Ein wichtiger Verknüpfungspunkt zwischen beruflich und privat in meinem Leben ist das Wohnprojekt Wien. Hier komme ich 2011 das erste Mal mit Soziokratie als Konzept des partizipativen Gestaltens in Berührung.
Was zunächst als ein Seitenaspekt der Gemeinschaftsentwicklung wirkt, stellt sich für mich zunehmend völlig neue professionelle Qualität heraus: Die Soziokratische Kreismethode. –Inzwischen habe ich die Ausbildung gemacht und bn vom Soziokratiezentrum Österreiche feierlich zum Soziokratiebotschafter ernannt worden. Soziokratie verwirklicht als ausgearbeitetes und erprobtes Konzept in gewisser Weise, was ich vor mehr als 20 Jahren bei der Gründung meiner damaligen Firma TRANSFORMATION Unternehmensentwickung als drei zentrale Geschäftsfelder definert habe: Die Bearbeitung von Strategie – Struktur – Kultur.
Die Relevanz wird sich in weiterer Folge als sehr bedeutsam herausstellen – siehe auch Laloux und die Folgen.
Und auch John Croft und Dragon Dreaming Project Design ist ein Entwicklungsstrang, der eng mit dem Wohnprojekt Wien verbunden ist. Die Pioniergruppe des Hauses war das erste Projekt in Österreich das „Drachenträumen“ durfte.
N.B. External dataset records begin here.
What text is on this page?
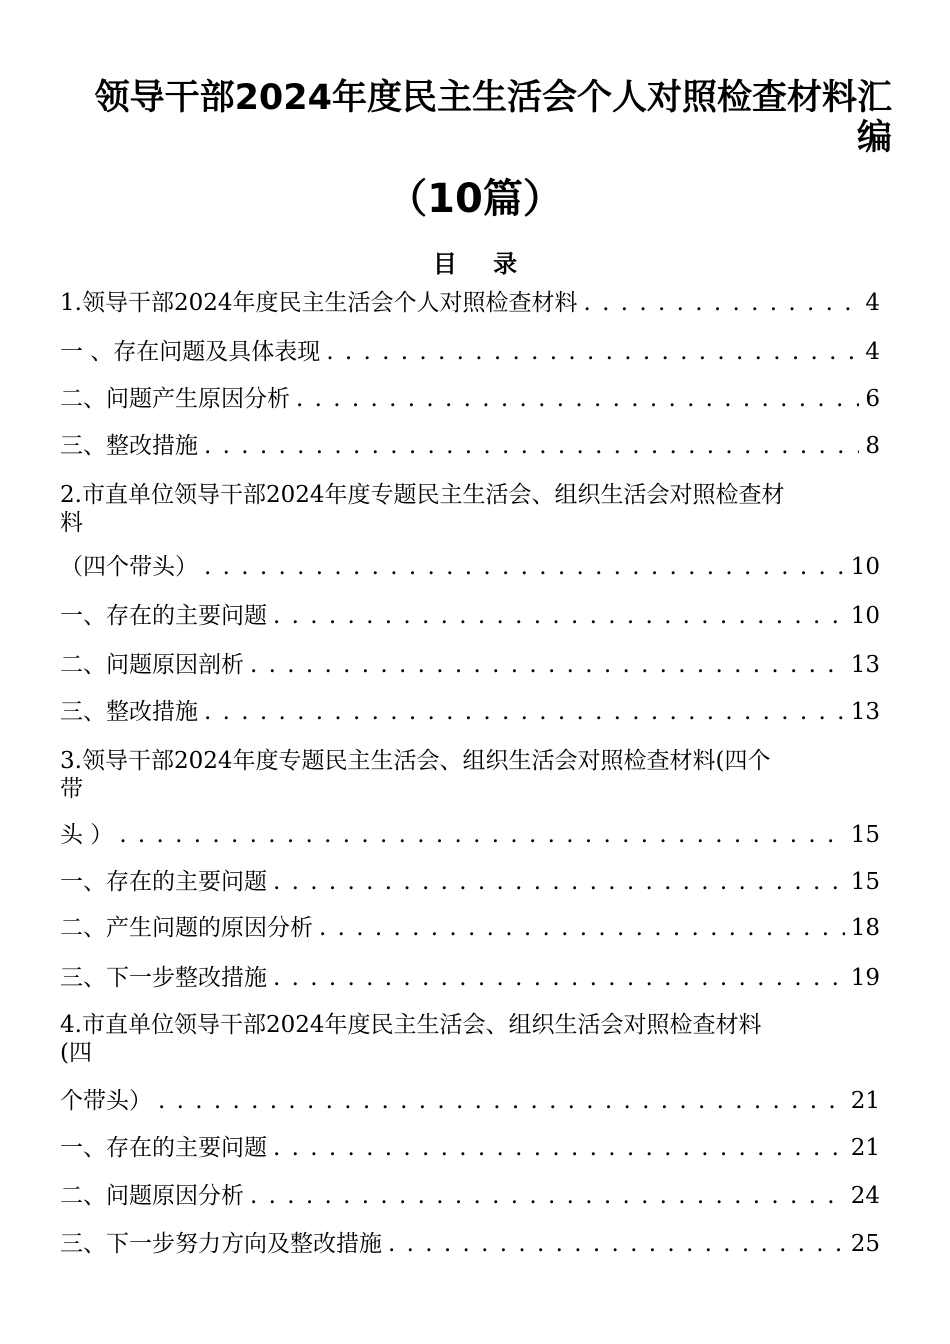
领导干部2024年度民主生活会个人对照检查材料汇
编
（10篇）
目 录
1.领导干部2024年度民主生活会个人对照检查材料 . . .	4
一 、存在问题及具体表现 . . .	4
二、问题产生原因分析 . . .	6
三、整改措施 . . .	8
2.市直单位领导干部2024年度专题民主生活会、组织生活会对照检查材
料
（四个带头） . . .	10
一、存在的主要问题 . . .	10
二、问题原因剖析 . . .	13
三、整改措施 . . .	13
3.领导干部2024年度专题民主生活会、组织生活会对照检查材料(四个
带
头 ） . . .	15
一、存在的主要问题 . . .	15
二、产生问题的原因分析 . . .	18
三、下一步整改措施 . . .	19
4.市直单位领导干部2024年度民主生活会、组织生活会对照检查材料
(四
个带头） . . .	21
一、存在的主要问题 . . .	21
二、问题原因分析 . . .	24
三、下一步努力方向及整改措施 . . .	25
Dragon Dreaming wurde dann für mich auf der fachlichen Ebene ein großartiger Weg um Projekte gelingen zu lassen. Auf der höchstpersönlichen Ebene wurde es für mich die Begegnung mit meinen „Drachen“ beim Träumen und Feiern.
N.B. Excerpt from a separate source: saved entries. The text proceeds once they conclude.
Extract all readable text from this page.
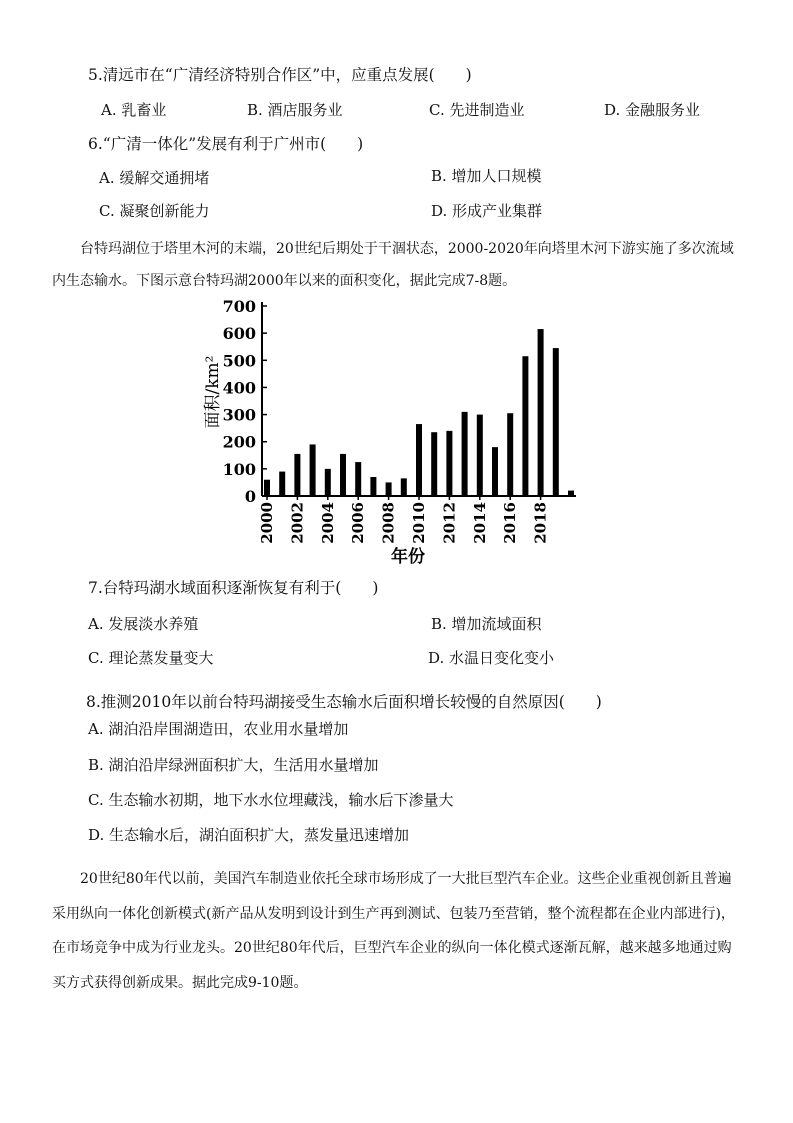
5.清远市在“广清经济特别合作区”中，应重点发展(　　)
A. 乳畜业	B. 酒店服务业	C. 先进制造业	D. 金融服务业
6.“广清一体化”发展有利于广州市(　　)
A. 缓解交通拥堵	B. 增加人口规模
C. 凝聚创新能力	D. 形成产业集群

台特玛湖位于塔里木河的末端，20世纪后期处于干涸状态，2000-2020年向塔里木河下游实施了多次流域内生态输水。下图示意台特玛湖2000年以来的面积变化，据此完成7-8题。

0
100
200
300
400
500
600
700
2000 2002 2004 2006 2008 2010 2012 2014 2016 2018
面积/km²
年份
7.台特玛湖水域面积逐渐恢复有利于(　　)
A. 发展淡水养殖	B. 增加流域面积
C. 理论蒸发量变大	D. 水温日变化变小
8.推测2010年以前台特玛湖接受生态输水后面积增长较慢的自然原因(　　)
A. 湖泊沿岸围湖造田，农业用水量增加
B. 湖泊沿岸绿洲面积扩大，生活用水量增加
C. 生态输水初期，地下水水位埋藏浅，输水后下渗量大
D. 生态输水后，湖泊面积扩大，蒸发量迅速增加

20世纪80年代以前，美国汽车制造业依托全球市场形成了一大批巨型汽车企业。这些企业重视创新且普遍采用纵向一体化创新模式(新产品从发明到设计到生产再到测试、包装乃至营销，整个流程都在企业内部进行)，在市场竞争中成为行业龙头。20世纪80年代后，巨型汽车企业的纵向一体化模式逐渐瓦解，越来越多地通过购买方式获得创新成果。据此完成9-10题。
Fredric Laloux und die Folgen
Die Begegnung mit Fredric Laloux und „Reinventing Organizations“ ist weniger ein Wendepunkt als eine Bestätigung: Eigentlich steckt in den Beispielen des Buches alles das drin, wofür ich all die Jahre gestanden bin. Plötzlich hat es einen Namen und viele Menschen sehen sich danach. Die drei Durchbrüche, die Laloux nennt finden sich in meinen Lernstationen: Ganzheit, Selbstorganisation, evolutionärer Sinn. Ich habe das unlängst in einem kurzen Artikel „Sinnstiftende Zusammenarbeit“ zusammengefasst.
Die Wohnprojektschmiede
In letzter Zeit hat sich wie von selbst ein neues Betätigungsfeld aufgetan: Die Begleitung von Wohnbaugruppen. Da passt jetzt aber wirklich alles zusammen: die 35 Jahre Arbeit zur Unterstützung von Teilhabe, meine inzwischen 13-jährige Erfahrung im Wohnprojekt Wien, die Soziokratie, Dragon Dreaming und die Durchbrüche von Laloux sowieso.
Auf meiner 2. Website Wohnprojektschmiede gibt es mehr dazu
Ich habe unlängst zusammengezählt wieviele Projekte ich schon begleitet habe: Es sind inzwischen fast 20 in Österreich und Deutschland.
Vor Kurzem bin ich auch in den Vorstand der Initiative gemeinsam bauen wohnen gewählt worden. Ich finde das eine sehr angemessene ehrenamtliche Tätigkeit in den Jahren des beruflichen Ausklingens.